What did the year hold in its 12 months, its moons and stars, its generous days. What. There were lonely times (when I could not find a friend), there were dark hours, so dark it was hard to find the tiny light glowing behind the abalone shell at the top of the stairs, there was joy. Birdsong on spring mornings, a bear with cubs in the old orchard.
The bougainvillea looks sad in the greenhouse, though I kept a lightbulb burning to keep the place from freezing. The geraniums, limp. The olive trees surprisingly upright and vivid.

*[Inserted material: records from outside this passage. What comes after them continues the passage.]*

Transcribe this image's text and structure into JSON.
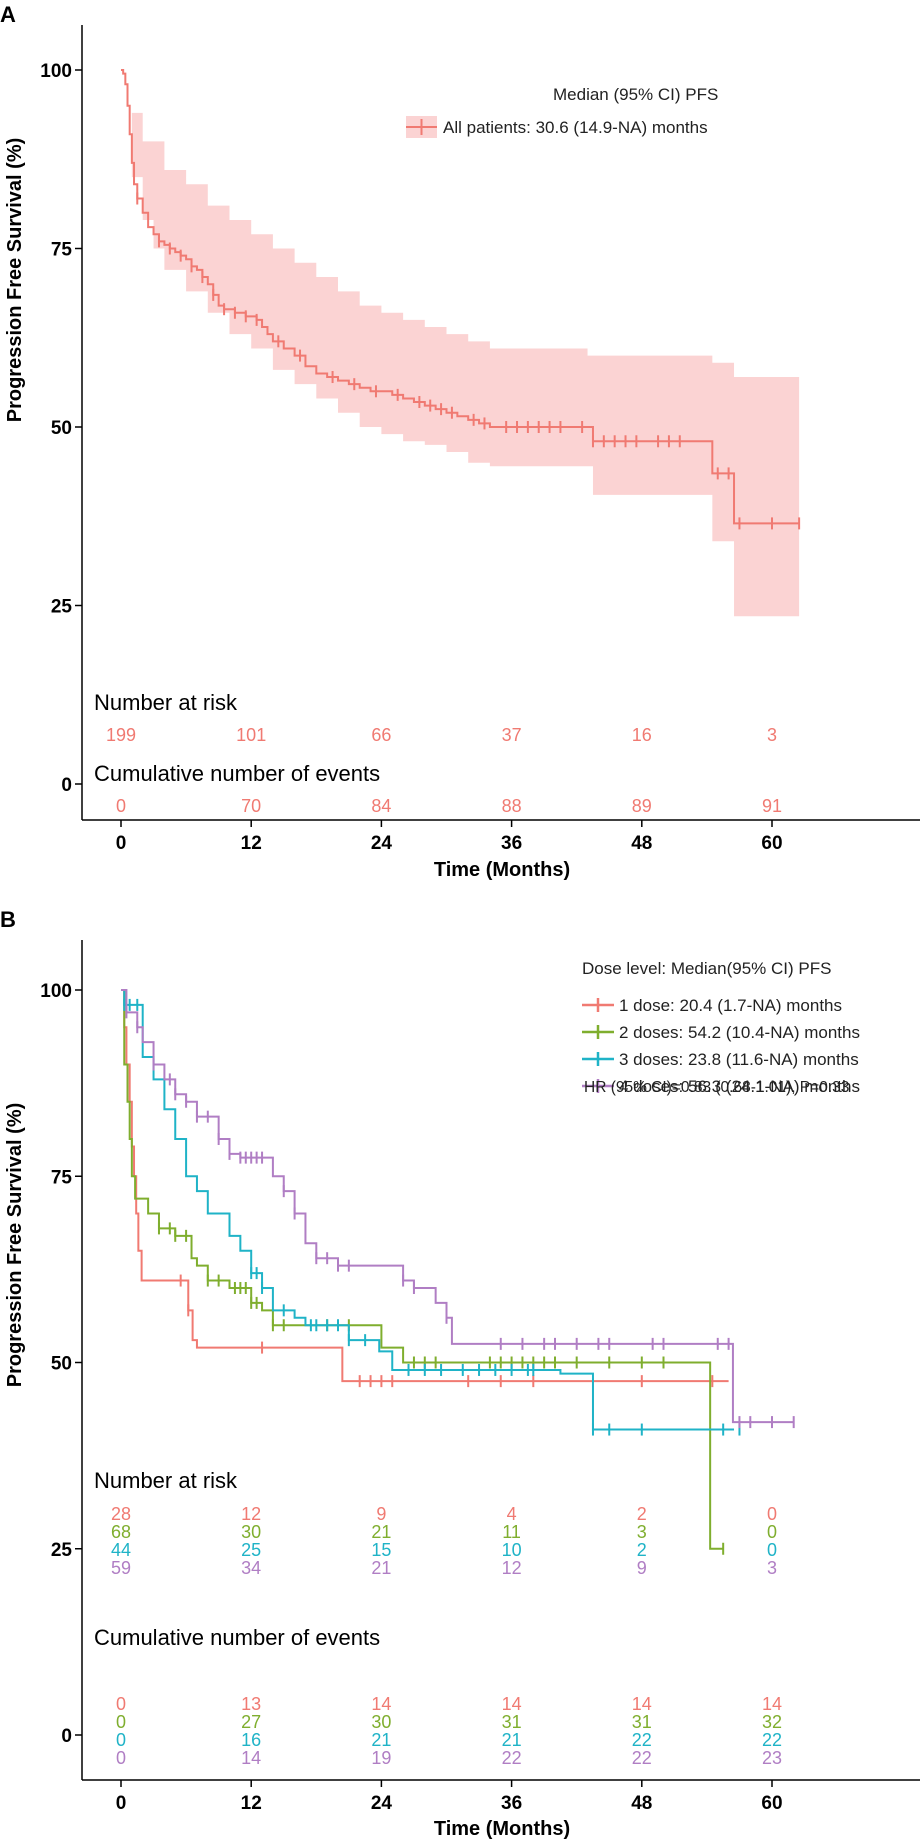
{
  "chart_data": [
    {
      "panel_label": "A",
      "type": "line",
      "subtype": "kaplan-meier",
      "xlabel": "Time (Months)",
      "ylabel": "Progression Free Survival (%)",
      "x_ticks": [
        0,
        12,
        24,
        36,
        48,
        60
      ],
      "y_ticks": [
        0,
        25,
        50,
        75,
        100
      ],
      "xlim": [
        -3.5,
        73
      ],
      "legend_title": "Median (95% CI) PFS",
      "legend_position": "top-right",
      "series": [
        {
          "name": "All patients: 30.6 (14.9-NA) months",
          "color": "#f07a72",
          "ci_color": "#fbd3d3",
          "steps": [
            [
              0,
              100
            ],
            [
              0.2,
              99.5
            ],
            [
              0.4,
              98
            ],
            [
              0.6,
              95
            ],
            [
              0.8,
              91
            ],
            [
              1.0,
              87
            ],
            [
              1.2,
              84
            ],
            [
              1.5,
              82
            ],
            [
              2.0,
              80
            ],
            [
              2.5,
              78
            ],
            [
              3.0,
              77
            ],
            [
              3.5,
              76
            ],
            [
              4.0,
              75.5
            ],
            [
              4.5,
              75
            ],
            [
              5.0,
              74.5
            ],
            [
              5.5,
              74
            ],
            [
              6.0,
              73.5
            ],
            [
              6.5,
              72.5
            ],
            [
              7.0,
              72
            ],
            [
              7.5,
              71
            ],
            [
              8.0,
              70
            ],
            [
              8.5,
              68.5
            ],
            [
              9.0,
              67
            ],
            [
              9.5,
              66.5
            ],
            [
              10.5,
              66
            ],
            [
              11.5,
              65.5
            ],
            [
              12.5,
              65
            ],
            [
              13.0,
              64
            ],
            [
              13.5,
              63
            ],
            [
              14.0,
              62
            ],
            [
              15.0,
              61
            ],
            [
              16.0,
              60
            ],
            [
              17.0,
              58.5
            ],
            [
              18.0,
              57.5
            ],
            [
              19.0,
              57
            ],
            [
              20.0,
              56.5
            ],
            [
              21.0,
              56
            ],
            [
              22.0,
              55.5
            ],
            [
              23.0,
              55
            ],
            [
              25.0,
              54.5
            ],
            [
              26.0,
              54
            ],
            [
              27.0,
              53.5
            ],
            [
              28.0,
              53
            ],
            [
              29.0,
              52.5
            ],
            [
              30.0,
              52
            ],
            [
              31.0,
              51.5
            ],
            [
              32.0,
              51
            ],
            [
              33.0,
              50.5
            ],
            [
              34.0,
              50
            ],
            [
              43.5,
              48
            ],
            [
              54.5,
              43.5
            ],
            [
              56.5,
              36.5
            ],
            [
              62.5,
              36.5
            ]
          ],
          "ci_upper": [
            [
              0,
              100
            ],
            [
              1,
              94
            ],
            [
              2,
              90
            ],
            [
              4,
              86
            ],
            [
              6,
              84
            ],
            [
              8,
              81
            ],
            [
              10,
              79
            ],
            [
              12,
              77
            ],
            [
              14,
              75
            ],
            [
              16,
              73
            ],
            [
              18,
              71
            ],
            [
              20,
              69
            ],
            [
              22,
              67
            ],
            [
              24,
              66
            ],
            [
              26,
              65
            ],
            [
              28,
              64
            ],
            [
              30,
              63
            ],
            [
              32,
              62
            ],
            [
              34,
              61
            ],
            [
              36,
              61
            ],
            [
              43,
              60
            ],
            [
              54.5,
              59
            ],
            [
              56.5,
              57
            ],
            [
              62.5,
              57
            ]
          ],
          "ci_lower": [
            [
              0,
              100
            ],
            [
              1,
              85
            ],
            [
              2,
              79
            ],
            [
              3,
              75
            ],
            [
              4,
              72
            ],
            [
              6,
              69
            ],
            [
              8,
              66
            ],
            [
              10,
              63
            ],
            [
              12,
              61
            ],
            [
              14,
              58
            ],
            [
              16,
              56
            ],
            [
              18,
              54
            ],
            [
              20,
              52
            ],
            [
              22,
              50
            ],
            [
              24,
              49
            ],
            [
              26,
              48
            ],
            [
              28,
              47.5
            ],
            [
              30,
              46.5
            ],
            [
              32,
              45
            ],
            [
              34,
              44.5
            ],
            [
              43.5,
              40.5
            ],
            [
              54.5,
              34
            ],
            [
              56.5,
              23.5
            ],
            [
              62.5,
              23.5
            ]
          ],
          "censor_x": [
            1.5,
            3.5,
            4.5,
            5.5,
            6.5,
            7.5,
            8.5,
            9.5,
            10.5,
            11.5,
            12.5,
            14.5,
            16.5,
            19.5,
            21.5,
            23.5,
            25.5,
            27.5,
            28.5,
            29.5,
            30.5,
            32.5,
            33.5,
            35.5,
            36.5,
            37.5,
            38.5,
            39.5,
            40.5,
            42.5,
            43.5,
            44.5,
            45.5,
            46.5,
            47.5,
            49.5,
            50.5,
            51.5,
            55,
            56,
            57,
            60,
            62.5
          ]
        }
      ],
      "risk_table_title": "Number at risk",
      "risk_table": [
        {
          "series": "All patients",
          "values": [
            "199",
            "101",
            "66",
            "37",
            "16",
            "3"
          ]
        }
      ],
      "events_table_title": "Cumulative number of events",
      "events_table": [
        {
          "series": "All patients",
          "values": [
            "0",
            "70",
            "84",
            "88",
            "89",
            "91"
          ]
        }
      ]
    },
    {
      "panel_label": "B",
      "type": "line",
      "subtype": "kaplan-meier",
      "xlabel": "Time (Months)",
      "ylabel": "Progression Free Survival (%)",
      "x_ticks": [
        0,
        12,
        24,
        36,
        48,
        60
      ],
      "y_ticks": [
        0,
        25,
        50,
        75,
        100
      ],
      "xlim": [
        -3.5,
        73
      ],
      "legend_title": "Dose level: Median(95% CI) PFS",
      "legend_position": "top-right",
      "annotation": "HR (95% CI)=0.83 (0.68-1.01), P=0.33",
      "series": [
        {
          "name": "1 dose:   20.4 (1.7-NA) months",
          "color": "#f07a72",
          "steps": [
            [
              0,
              100
            ],
            [
              0.3,
              95
            ],
            [
              0.5,
              90
            ],
            [
              0.8,
              85
            ],
            [
              1.0,
              79
            ],
            [
              1.2,
              75
            ],
            [
              1.4,
              70
            ],
            [
              1.6,
              65
            ],
            [
              1.9,
              61
            ],
            [
              6.2,
              57
            ],
            [
              6.6,
              53
            ],
            [
              7.0,
              52
            ],
            [
              20.4,
              47.5
            ],
            [
              56,
              47.5
            ]
          ],
          "censor_x": [
            5.5,
            6.2,
            13,
            22,
            23,
            24,
            25,
            32,
            35,
            38,
            48,
            54.5
          ]
        },
        {
          "name": "2 doses: 54.2 (10.4-NA) months",
          "color": "#7fae2e",
          "steps": [
            [
              0,
              100
            ],
            [
              0.3,
              90
            ],
            [
              0.6,
              85
            ],
            [
              0.8,
              80
            ],
            [
              1.0,
              75
            ],
            [
              1.3,
              72
            ],
            [
              2.5,
              70
            ],
            [
              3.5,
              68
            ],
            [
              5,
              67
            ],
            [
              6.5,
              64
            ],
            [
              7,
              63
            ],
            [
              8,
              61
            ],
            [
              10,
              60
            ],
            [
              12,
              58
            ],
            [
              13,
              57
            ],
            [
              14,
              55
            ],
            [
              24,
              52
            ],
            [
              26,
              50
            ],
            [
              54.2,
              50
            ],
            [
              54.3,
              25
            ],
            [
              55.5,
              25
            ]
          ],
          "censor_x": [
            3.5,
            4.5,
            5,
            6,
            8,
            9,
            10.5,
            11,
            11.5,
            12,
            12.5,
            14,
            15,
            19,
            21,
            27,
            28,
            29,
            34,
            35,
            36,
            37,
            38,
            39,
            40,
            42,
            45,
            48,
            50,
            55.5
          ]
        },
        {
          "name": "3 doses: 23.8 (11.6-NA) months",
          "color": "#1fb3c7",
          "steps": [
            [
              0,
              100
            ],
            [
              0.3,
              98
            ],
            [
              1.5,
              98
            ],
            [
              2,
              93
            ],
            [
              2,
              91
            ],
            [
              3,
              88
            ],
            [
              4,
              84
            ],
            [
              5,
              80
            ],
            [
              6,
              75
            ],
            [
              7,
              73
            ],
            [
              8,
              70
            ],
            [
              10,
              67
            ],
            [
              11,
              65
            ],
            [
              12,
              62
            ],
            [
              13,
              60
            ],
            [
              14,
              57
            ],
            [
              16,
              56
            ],
            [
              17,
              55
            ],
            [
              21,
              53
            ],
            [
              23.8,
              51.5
            ],
            [
              25,
              49
            ],
            [
              40.5,
              48.5
            ],
            [
              43.5,
              41
            ],
            [
              56.5,
              41
            ]
          ],
          "censor_x": [
            0.3,
            0.8,
            1.5,
            12,
            12.5,
            13,
            15,
            17.5,
            18,
            19,
            20,
            21,
            22.5,
            26.5,
            28,
            29.5,
            31.5,
            33,
            34.5,
            36,
            37.5,
            38,
            43.5,
            45,
            48,
            55.5,
            57
          ]
        },
        {
          "name": "4 doses: 56.3 (24.1-NA) months",
          "color": "#b07ec4",
          "steps": [
            [
              0,
              100
            ],
            [
              0.5,
              97
            ],
            [
              1.5,
              95
            ],
            [
              2,
              93
            ],
            [
              3,
              90
            ],
            [
              4,
              88
            ],
            [
              5,
              86
            ],
            [
              6,
              85
            ],
            [
              7,
              83
            ],
            [
              9,
              80
            ],
            [
              10,
              78
            ],
            [
              11,
              77.5
            ],
            [
              14,
              75
            ],
            [
              15,
              73
            ],
            [
              16,
              70
            ],
            [
              17,
              66
            ],
            [
              18,
              64
            ],
            [
              20,
              63
            ],
            [
              26,
              61
            ],
            [
              27,
              60
            ],
            [
              29,
              58
            ],
            [
              30,
              56
            ],
            [
              30.5,
              52.5
            ],
            [
              56.3,
              52.5
            ],
            [
              56.4,
              42
            ],
            [
              62,
              42
            ]
          ],
          "censor_x": [
            0.5,
            1.5,
            3,
            4.5,
            5,
            6,
            7,
            8,
            9,
            10,
            11,
            11.5,
            12,
            12.5,
            13,
            15,
            16,
            18,
            19,
            20,
            21,
            26,
            27,
            30,
            35,
            37,
            39,
            40,
            42,
            44,
            45,
            49,
            50,
            55,
            56,
            57,
            58,
            60,
            62
          ]
        }
      ],
      "risk_table_title": "Number at risk",
      "risk_table": [
        {
          "series": "1 dose",
          "values": [
            "28",
            "12",
            "9",
            "4",
            "2",
            "0"
          ]
        },
        {
          "series": "2 doses",
          "values": [
            "68",
            "30",
            "21",
            "11",
            "3",
            "0"
          ]
        },
        {
          "series": "3 doses",
          "values": [
            "44",
            "25",
            "15",
            "10",
            "2",
            "0"
          ]
        },
        {
          "series": "4 doses",
          "values": [
            "59",
            "34",
            "21",
            "12",
            "9",
            "3"
          ]
        }
      ],
      "events_table_title": "Cumulative number of events",
      "events_table": [
        {
          "series": "1 dose",
          "values": [
            "0",
            "13",
            "14",
            "14",
            "14",
            "14"
          ]
        },
        {
          "series": "2 doses",
          "values": [
            "0",
            "27",
            "30",
            "31",
            "31",
            "32"
          ]
        },
        {
          "series": "3 doses",
          "values": [
            "0",
            "16",
            "21",
            "21",
            "22",
            "22"
          ]
        },
        {
          "series": "4 doses",
          "values": [
            "0",
            "14",
            "19",
            "22",
            "22",
            "23"
          ]
        }
      ]
    }
  ]
}
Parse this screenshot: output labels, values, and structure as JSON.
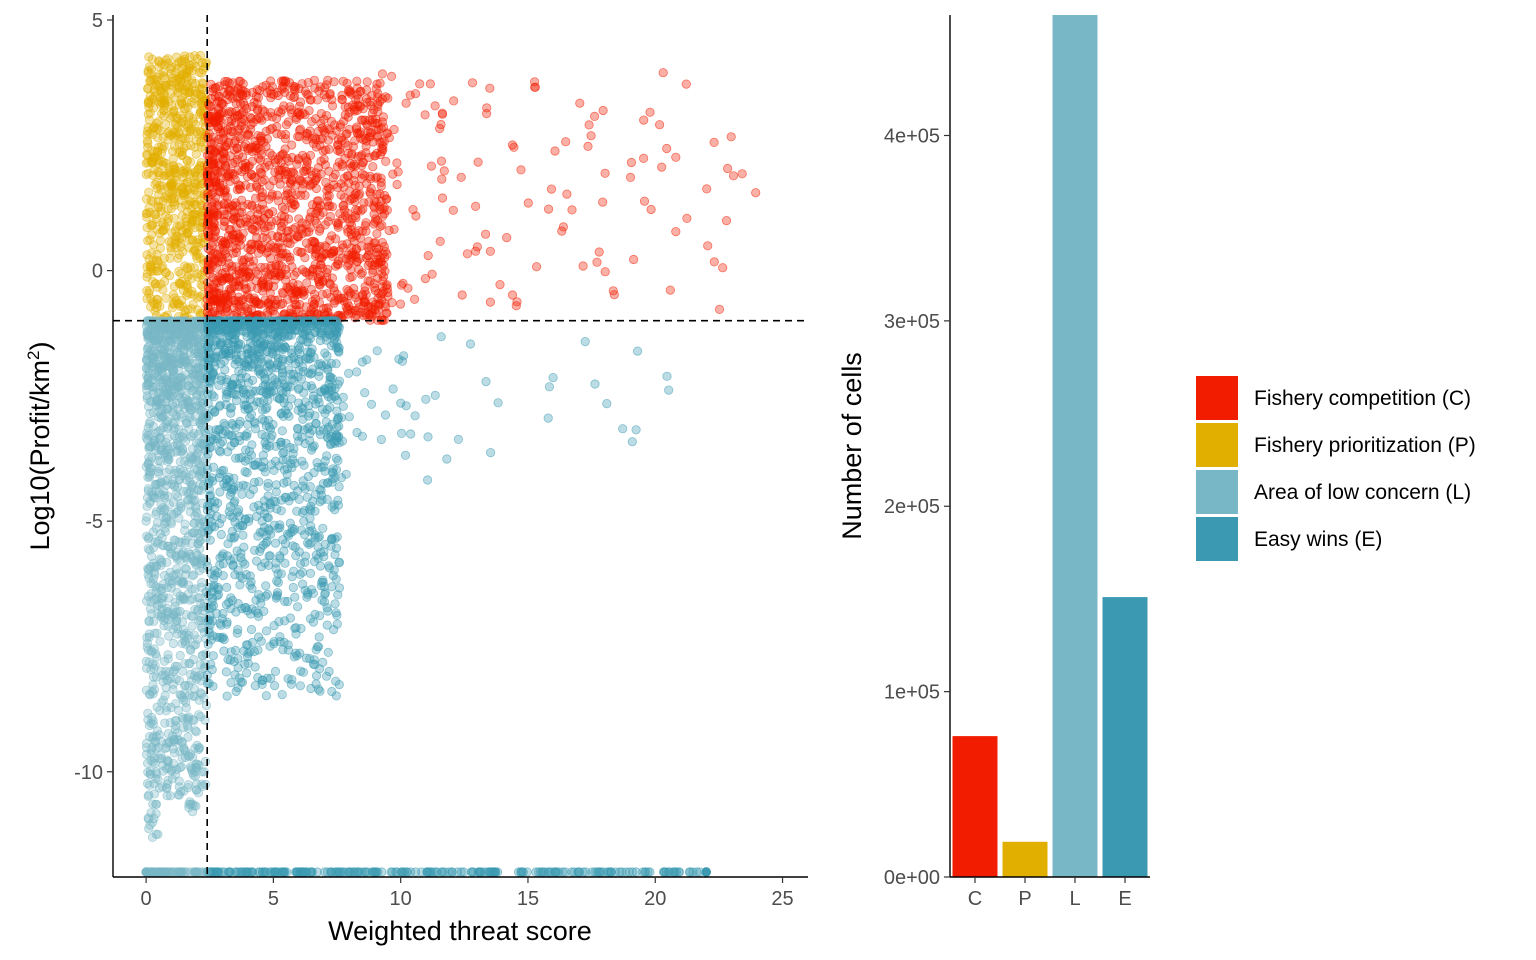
{
  "colors": {
    "C": "#f21d00",
    "P": "#e1af00",
    "L": "#78b7c5",
    "E": "#3b9ab2"
  },
  "chart_data": [
    {
      "type": "scatter",
      "xlabel": "Weighted threat score",
      "ylabel_main": "Log10(Profit/km",
      "ylabel_sup": "2",
      "ylabel_end": ")",
      "xlim": [
        -1.3,
        26
      ],
      "ylim": [
        -12.1,
        5.1
      ],
      "x_ticks": [
        0,
        5,
        10,
        15,
        20,
        25
      ],
      "x_tick_labels": [
        "0",
        "5",
        "10",
        "15",
        "20",
        "25"
      ],
      "y_ticks": [
        5,
        0,
        -5,
        -10
      ],
      "y_tick_labels": [
        "5",
        "0",
        "-5",
        "-10"
      ],
      "threshold_x": 2.4,
      "threshold_y": -1.0,
      "quadrants": {
        "P": {
          "x": [
            0,
            2.4
          ],
          "y": [
            -1.0,
            4.35
          ]
        },
        "C": {
          "x": [
            2.4,
            24
          ],
          "y": [
            -1.0,
            4.2
          ]
        },
        "L": {
          "x": [
            0,
            2.4
          ],
          "y": [
            -12.0,
            -1.0
          ]
        },
        "E": {
          "x": [
            2.4,
            22
          ],
          "y": [
            -12.0,
            -1.0
          ]
        }
      },
      "grid": false
    },
    {
      "type": "bar",
      "ylabel": "Number of cells",
      "categories": [
        "C",
        "P",
        "L",
        "E"
      ],
      "values": [
        76000,
        19000,
        465000,
        151000
      ],
      "ylim": [
        0,
        465000
      ],
      "y_ticks": [
        0,
        100000,
        200000,
        300000,
        400000
      ],
      "y_tick_labels": [
        "0e+00",
        "1e+05",
        "2e+05",
        "3e+05",
        "4e+05"
      ],
      "grid": false
    }
  ],
  "legend": {
    "placement": "right",
    "items": [
      {
        "key": "C",
        "label": "Fishery competition (C)"
      },
      {
        "key": "P",
        "label": "Fishery prioritization (P)"
      },
      {
        "key": "L",
        "label": "Area of low concern (L)"
      },
      {
        "key": "E",
        "label": "Easy wins (E)"
      }
    ]
  }
}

This is my birthday, I’ll tell them, We have the spring to look forward to, the summer. (Though some of them remember the heat dome, the weeks without rain.) We have warmth and spring rain, tiny frogs finding your leaves, dragonflies in the open door.
Make me a willow cabin at your gate,
And call upon my soul within the house.
The blue lanes, the untidy rivers, the red pulse of my own capricious heart as I swim – the quilt is nearly finished. I thought of water as I stitched, followed each oxbow and meander.
Even so quickly may one catch the plague?
To look forward to: some of your family visiting in February; Venus at its brightest in the middle of that month; the scribble of gold as a high jet passes your house from somewhere to somewhere; your new book in early April, the blue of its cover exactly what you dreamed it would be; the first miners lettuce; the bowl of snowdrops in bloom by the door (as you leave and return). May, June, July, August, the months collecting, accumulating, until another year has written itself into your memory. Look forward, past the snow and the broken branches, the days that are barely light, the ice on Oyster Bay.
O time, thou must untangle this, not I.
It is too hard a knot for me t’untie
(The passages in 5,7, and 9 are from Shakespeare’s Twelfth Night, a play I’ve always loved.)